Desajustada porque a própria figura de referendo tem vindo a perder qualquer utilidade. Segundo a actual lei, um referendo só tem validade se nele participarem mais de 50% dos eleitores recenseados. É o que está expresso no artigo 240 da lei dos referendos: “Só tem efeito vinculativo quando o número de votantes for superior a metade dos eleitores inscritos no recenseamento.” Em nenhum dos três referendos (houve um sobre a regionalização, em 1998, e dois sobre a despenalização do aborto, em 1998 e 2007), mais de metade dos portugueses achou que a questão em causa era suficientemente importante para sair de casa, ou seja, mais de metade dos votantes não quis saber da pergunta que era feita. A participação máxima foi de 49% na consulta sobre a regionalização e a menor de 31%, sobre o aborto.

As pessoas votam nos seus representantes com base em programa eleitorais e com base em concepções da sociedade. A democracia representativa é isso mesmo.

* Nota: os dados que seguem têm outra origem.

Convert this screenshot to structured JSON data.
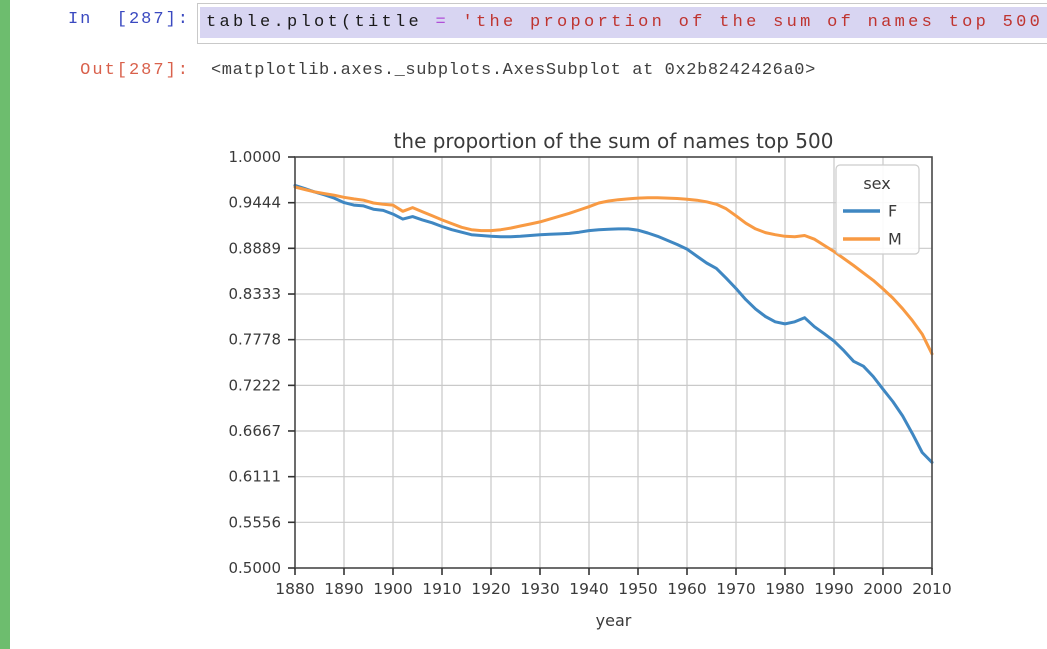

Brandir chavões perniciosos e irresponsáveis sobre a imigração, acenando ao mesmo tempo com a possibilidade de uma consulta directa à população, é motivo de arrepios. Fazer disso moeda de troca para a aprovação do Orçamento do Estado para 2025, um insulto. À atenção de Luís Montenegro."»


1 comments:

António Alves Barros Lopes disse...

Citando
"Perigosa porque a figura do referendo, inscrita na Constituição com a revisão de 1997, não foi feita para ser utilizada em matérias deste tipo. Vários acórdãos do Tribunal Constitucional alertam, aliás, para a delicadeza do que está em causa. As questões a referendar devem ter sempre “objectividade e precisão”, para se evitar posteriormente “a existência de equívocos” ou “consentir leituras ambíguas”. Uma pergunta à população sobre se a imigração deveria ser controlada seria, por isso, uma aberração."
- Fim de citação.
- Então foi feita para ser utilizada em matérias de que tipo??
Mas a Constituição não diferencia as matérias. Cabe á Assembleia da Republica ou do Governo decidir sobre as tais matérias.
(Nem a Lei Orgânica.)
Em ambas
"Objeto do referendo
O referendo só pode ter por objeto questões de relevante interesse nacional que devam ser decididas pela Assembleia da República ou pelo Governo através da aprovação de convenção internacional ou de ato legislativo."
Tão pouco os acórdãos do Tribunal Constitucional alertam sobre as matérias em si mas sim sobre a “objectividade e precisão” das mesmas, sejam elas quais forem, para evitar etc. e tal.
Se a Assembleia (ou o Governo) decidir que “uma pergunta sobre se a imigração…” é uma questão de relevante interesse nacional, decide e fica decidido.
Independentemente da subjectividade de não ser considerada, pelos opinadores, questão relevante.
Se de tal dependesse teríamos então que fazer um referendo preliminar à questão a colocar no referendo principal.
- Mas então para que é que a Constituição prevê o “Referendo”???
- Para que ele não se realize, segundo a opinião de cada um (ou da sua soma)?